What an Enterprise Capability Resolution Layer Should Return

A tool name is not enough

If capability resolution is treated as a first-class platform layer, its output should be more than the name of a tool.

A tool name tells the agent what it might call. It does not explain why the tool is a fit. It does not describe the required permission. It does not surface risk. It does not identify matched constraints or conflicts. It does not show whether the result came from a curated catalog, a runtime search, a policy rule, or a fallback.

For a small demo, that may be acceptable. For an enterprise agent system, it is not enough.

The resolution layer should return a structured decision package. That package should help the agent act, help the platform govern, and help operators debug.

Ranked candidates

The first output should be ranked capability candidates.

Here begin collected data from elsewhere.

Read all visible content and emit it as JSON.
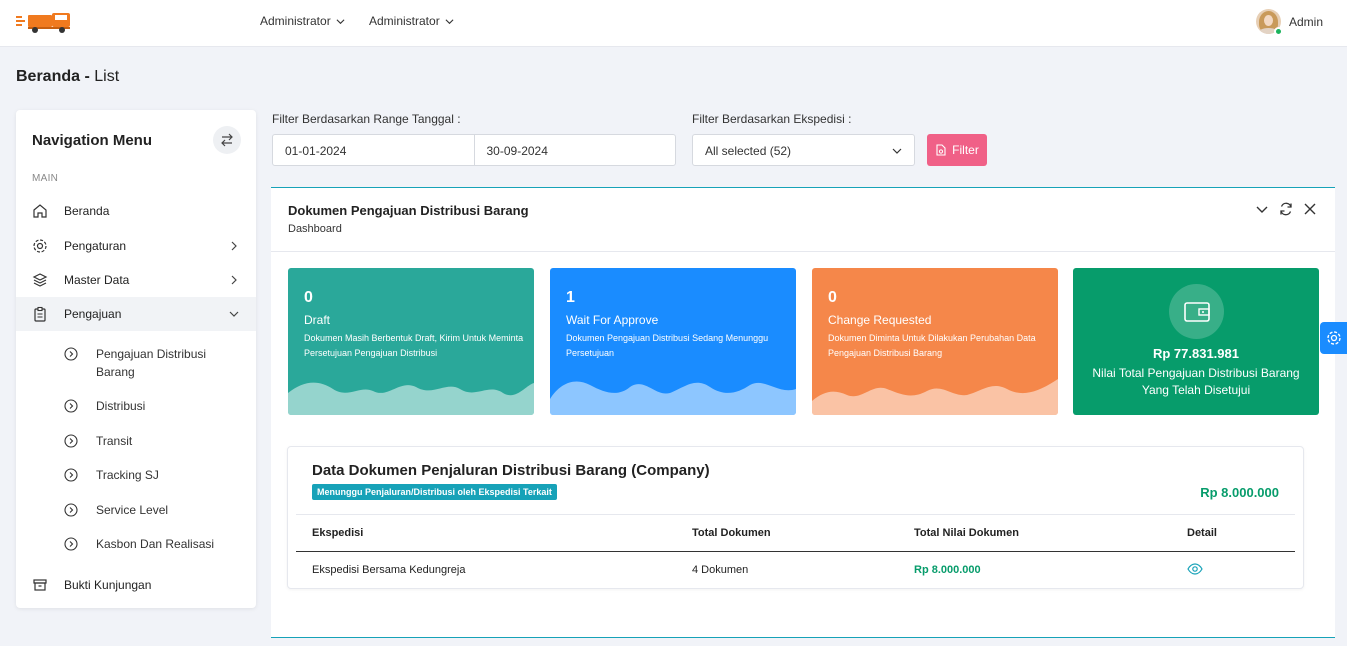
{
  "colors": {
    "teal": "#2aa89a",
    "blue": "#1a8cff",
    "orange": "#f5874a",
    "green": "#079c6b",
    "pink": "#f06087",
    "info": "#17a2b8"
  },
  "topbar": {
    "menus": [
      {
        "label": "Administrator"
      },
      {
        "label": "Administrator"
      }
    ],
    "user": {
      "name": "Admin"
    }
  },
  "page": {
    "title_bold": "Beranda -",
    "title_rest": " List"
  },
  "sidebar": {
    "title": "Navigation Menu",
    "section": "MAIN",
    "items": [
      {
        "label": "Beranda",
        "icon": "home-icon"
      },
      {
        "label": "Pengaturan",
        "icon": "gear-icon"
      },
      {
        "label": "Master Data",
        "icon": "layers-icon"
      },
      {
        "label": "Pengajuan",
        "icon": "clipboard-icon"
      }
    ],
    "subitems": [
      {
        "label": "Pengajuan Distribusi Barang"
      },
      {
        "label": "Distribusi"
      },
      {
        "label": "Transit"
      },
      {
        "label": "Tracking SJ"
      },
      {
        "label": "Service Level"
      },
      {
        "label": "Kasbon Dan Realisasi"
      }
    ],
    "last": {
      "label": "Bukti Kunjungan",
      "icon": "archive-icon"
    }
  },
  "filters": {
    "date_label": "Filter Berdasarkan Range Tanggal :",
    "date_from": "01-01-2024",
    "date_to": "30-09-2024",
    "ekspedisi_label": "Filter Berdasarkan Ekspedisi :",
    "ekspedisi_value": "All selected (52)",
    "button": "Filter"
  },
  "panel": {
    "title": "Dokumen Pengajuan Distribusi Barang",
    "subtitle": "Dashboard",
    "cards": [
      {
        "count": "0",
        "label": "Draft",
        "desc": "Dokumen Masih Berbentuk Draft, Kirim Untuk Meminta Persetujuan Pengajuan Distribusi",
        "color": "#2aa89a"
      },
      {
        "count": "1",
        "label": "Wait For Approve",
        "desc": "Dokumen Pengajuan Distribusi Sedang Menunggu Persetujuan",
        "color": "#1a8cff"
      },
      {
        "count": "0",
        "label": "Change Requested",
        "desc": "Dokumen Diminta Untuk Dilakukan Perubahan Data Pengajuan Distribusi Barang",
        "color": "#f5874a"
      }
    ],
    "total_card": {
      "amount": "Rp 77.831.981",
      "label": "Nilai Total Pengajuan Distribusi Barang Yang Telah Disetujui"
    },
    "table_card": {
      "title": "Data Dokumen Penjaluran Distribusi Barang (Company)",
      "badge": "Menunggu Penjaluran/Distribusi oleh Ekspedisi Terkait",
      "total": "Rp 8.000.000",
      "columns": [
        "Ekspedisi",
        "Total Dokumen",
        "Total Nilai Dokumen",
        "Detail"
      ],
      "rows": [
        {
          "ekspedisi": "Ekspedisi Bersama Kedungreja",
          "total_dokumen": "4 Dokumen",
          "total_nilai": "Rp 8.000.000"
        }
      ]
    }
  }
}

A resolution layer should rarely assume there is only one possible capability. Enterprise environments often have overlapping tools, regional variants, legacy systems, experimental workflows, and different levels of operational maturity.

Ranking lets the system express preference without hiding alternatives. It also gives the agent or orchestrator a safer way to proceed when the top candidate is unavailable, unauthorized, or risky.

This turns tool selection from a hidden guess into an inspectable decision.

Fit score and reason

A ranked list is more useful when it includes a fit score and a reason.

The fit score does not need to pretend to be mathematically perfect. Its purpose is to communicate confidence and relative strength. The reason should explain the main signals: intent match, task match, capability description, metadata, environment context, or prior usage patterns.

The goal is not to make the agent blindly trust the score. The goal is to make the selection legible.

When something goes wrong, teams should be able to inspect why a capability was recommended. Without that explanation, every failure becomes harder to debug.

Required auth and risk level

Enterprise systems need to know whether a capability is allowed before execution.

A resolution result should include required authentication, permission level, approval requirement, and risk level. Some capabilities are read-only. Some mutate production systems. Some access sensitive data. Some trigger workflows that are difficult to reverse.

The agent should not discover those boundaries only after attempting execution.

Surfacing auth and risk during resolution gives the orchestrator a chance to ask for approval, choose a safer capability, or stop before an unsafe action happens.

Source, constraints, and conflicts

A useful resolution result should show where the recommendation came from.

The source might be a curated registry, an MCP server catalog, an internal platform index, a workflow repository, a policy rule, or a previous resolution trace. Source matters because trust is not uniform. A curated production capability should not be treated the same as an experimental script.

The result should also include matched constraints and conflicts.

Matched constraints explain why the capability fits the current task. Conflicts explain why it may not. A capability may match the intent but fail the region. It may support the task but require a permission the user does not have. It may be powerful but too risky for the current environment.

Those conflicts should be visible before execution.

Suggested handoff instruction

Capability resolution should not execute the tool, but it can prepare the handoff.

A suggested handoff instruction tells the downstream agent, workflow, or tool executor how to proceed. It can include the selected capability, the reason for selection, required parameters, known constraints, approval needs, and fallback options.

This reduces ambiguity at the boundary between resolution and execution.

The point is not to over-control the agent. The point is to give the agent a better starting point.

Resolution trace

The final output is the resolution trace.

A trace should show what the system considered, what it selected, what it rejected, and why. This is essential for debugging, evaluation, governance, and continuous improvement.

Without a trace, platform teams are left with agent transcripts and tool logs. Those are useful, but they do not always explain the decision that happened before execution.

A resolution trace creates a feedback loop. Teams can improve metadata, ranking, policy rules, permission models, and capability descriptions. They can see recurring failure patterns. They can distinguish between model failures, execution failures, and resolution failures.

That distinction is critical for building reliable enterprise agent systems.

The contract matters

A good capability resolution layer should return a structured package that includes:

• ranked capability candidates
• fit score
• reason
• required auth
• risk level
• source
• matched constraints
• conflicts
• suggested handoff instruction
• resolution trace

This contract matters because it turns capability selection into a platform concern rather than an incidental prompt decision.

Agents still need to reason. Tools still need to execute. Workflows still need to be owned by the teams that operate them. But between intent and execution, the enterprise platform needs a place to resolve what should happen next.

That place is the capability resolution layer.